Vi ricordate di quando Berlusconi diceva che avrebbe creato “un milione di posti di lavoro”? Era un’esagerazione, ovviamente, ma come slogan politico era molto efficace. Oggi, nel dibattito sulle auto elettriche viene fuori uno slogan simile, ma al contrario. Con le auto elettriche, si dice, perderemo migliaia, forse milioni, di posti di lavoro.

Anche questo è uno slogan politico che ha poco a che vedere con la realtà, ma che può avere una certa efficacia. In effetti, i motori dei veicoli elettrici sono molto più semplici di quelli dei veicoli termici, durano più a lungo e si guastano molto meno. Quindi, potrebbero arrivare tempi duri per il meccanico all’angolo; quello con la chiave inglese in tasca e che somiglia un po’ al Cipputi.

In pratica, ovviamente, non è questo il problema. Le automobili moderne sono diventate oggetti complessi che si prestano male a essere riparate in modo artigianale dal meccanico all’angolo come si faceva una volta. Richiedono comunque una certa manutenzione, ma cambia poco se sono elettriche oppure no. Il problema è un altro: ha a che vedere con la capacità del sistema industriale italiano di adattarsi ai grandi cambiamenti in corso nel mondo.

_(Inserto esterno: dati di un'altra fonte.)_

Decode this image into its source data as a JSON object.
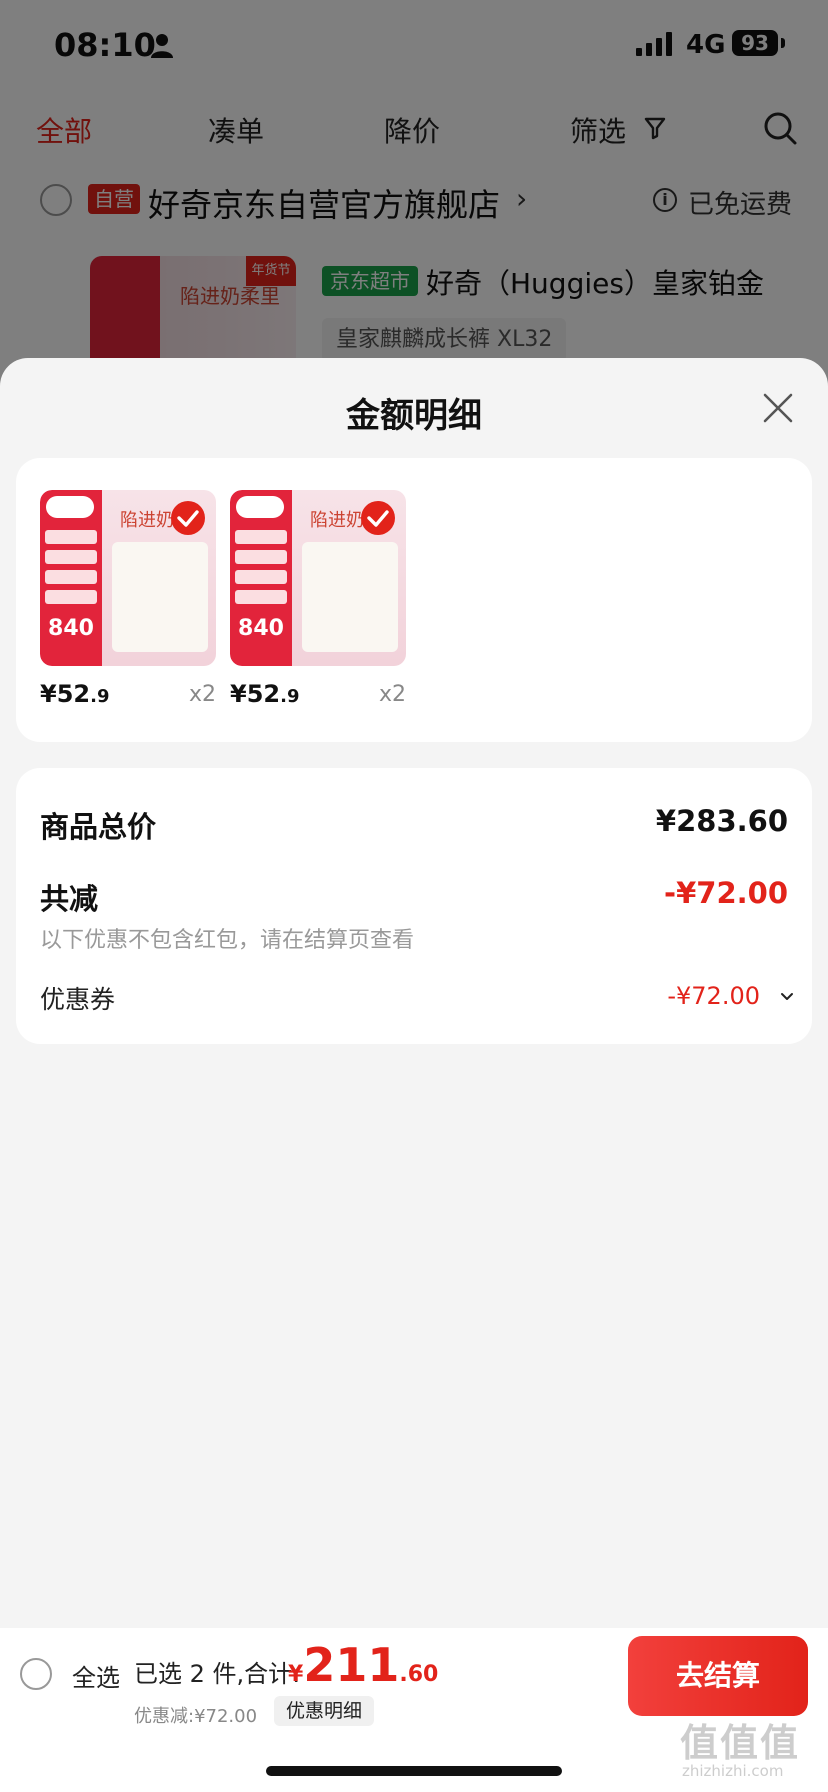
{
  "status_bar": {
    "time": "08:10",
    "network": "4G",
    "battery": "93"
  },
  "tabs": [
    {
      "label": "全部",
      "active": true
    },
    {
      "label": "凑单",
      "active": false
    },
    {
      "label": "降价",
      "active": false
    },
    {
      "label": "筛选",
      "active": false
    }
  ],
  "store": {
    "badge": "自营",
    "name": "好奇京东自营官方旗舰店",
    "shipping": "已免运费"
  },
  "background_product": {
    "thumb_label": "陷进奶柔里",
    "thumb_tag": "年货节",
    "market_badge": "京东超市",
    "title": "好奇（Huggies）皇家铂金",
    "variant": "皇家麒麟成长裤 XL32"
  },
  "sheet": {
    "title": "金额明细",
    "items": [
      {
        "price_int": "¥52",
        "price_dec": ".9",
        "qty": "x2",
        "thumb_price": "840",
        "thumb_text": "陷进奶"
      },
      {
        "price_int": "¥52",
        "price_dec": ".9",
        "qty": "x2",
        "thumb_price": "840",
        "thumb_text": "陷进奶"
      }
    ],
    "summary": {
      "total_label": "商品总价",
      "total_value": "¥283.60",
      "discount_label": "共减",
      "discount_value": "-¥72.00",
      "note": "以下优惠不包含红包，请在结算页查看",
      "coupon_label": "优惠券",
      "coupon_value": "-¥72.00"
    }
  },
  "bottom_bar": {
    "select_all": "全选",
    "selected_info": "已选 2 件,合计:",
    "currency": "¥",
    "total_int": "211",
    "total_dec": ".60",
    "discount_line": "优惠减:¥72.00",
    "detail_chip": "优惠明细",
    "checkout": "去结算"
  },
  "watermark": {
    "big": "值值值",
    "small": "zhizhizhi.com"
  },
  "colors": {
    "accent": "#e2231a",
    "market_green": "#1aa34a"
  }
}
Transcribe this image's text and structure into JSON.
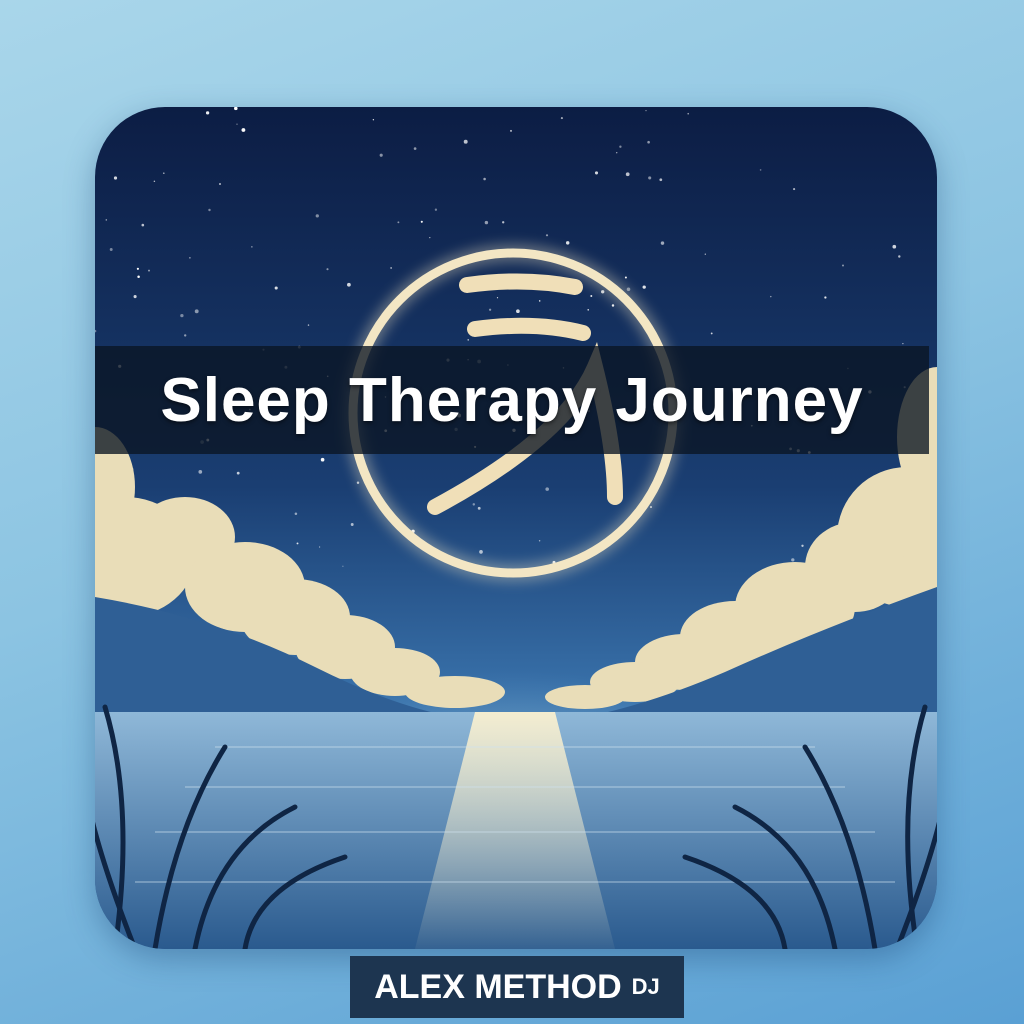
{
  "cover": {
    "title": "Sleep Therapy Journey",
    "emblem": "glowing-circle-glyph-icon"
  },
  "artist": {
    "name": "ALEX METHOD",
    "suffix": "DJ"
  },
  "colors": {
    "background": "#8cc4e2",
    "sky_top": "#0c1d44",
    "sky_bottom": "#3f7cb6",
    "glow": "#f3e6c4",
    "title_band": "#0a1423",
    "badge": "#1d3550"
  }
}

L’Italia ha un glorioso passato in tante cose, incluse la progettazione e la costruzione di automobili. Ma non si campa di gloria passata e la nuova sfida è adattarsi a un mondo in cui il motore termico è ormai diventato obsoleto: troppo costoso, inefficiente e inquinante. Con la Cina e gli Stati Uniti che si stanno accaparrando il mercato globale dei veicoli, qui in Italia rischiamo di rimanere indietro in modo irrimediabile se rifiutiamo i veicoli elettrici. Un po’ come se negli anni 1950 la lobby del carbone avesse costretto l’Italia a rimanere ancorata alle locomotive a vapore.

Non è una cosa che vi sto dicendo solo io, è chiara a tante persone che tengono alla sopravvivenza del nostro paese. Vi cito qualche stralcio dalla postfazione al mio libro Il Futuro del Trasporto di Michele De Palma, segretario generale della Fiom: “Il nostro Paese ha rivestito un ruolo di innovatore, il punto di riferimento della progettazione, delle soluzioni ingegneristiche all’avanguardia, dello stile (design). Competenze che ancora sono presenti ma che giorno dopo giorno rischiano di scomparire, di trasferirsi altrove, proprio ora che abbiamo bisogno di tutte le intelligenze per affrontare un cambio epocale. Un salto, quello della digitalizzazione ed elettrificazione dei trasporti, che deciderà se il nostro paese sarà industrializzato oppure no. Abbiamo un grave ritardo tecnologico ma siamo ancora in tempo per colmarlo e tornare ad essere quel Paese che da sempre ha portato innovazione nel settore. Siamo fermamente convinti che possiamo avere un ruolo importante nell’avanzamento tecnologico, nella guida autonoma, nella sicurezza stradale, nei nuovi sistemi di mobilità condivisa, pubblica e privata. I metalmeccanici sono anche creatori e costruttori di mobilità, e sono consapevoli che senza un settore dell’auto forte l’industria in generale è a rischio e che la transizione è necessaria e non ci deve essere alcuna contrapposizione tra ambiente e lavoro, anzi è il momento di rivendicare lavoro per il futuro della creazione, progettazione e produzione della mobilità ecologica, come diritto delle persone alla piena cittadinanza”.

E’ una grande sfida, quella dell’elettrificazione del trasporto. Include le auto elettriche, ma coinvolge molto di più in termini di nuove tecnologie e nuovi sistemi. Possiamo ancora vincerla, ma non dobbiamo farci abbindolare dalla propaganda contro i veicoli elettrici. Pensateci sopra!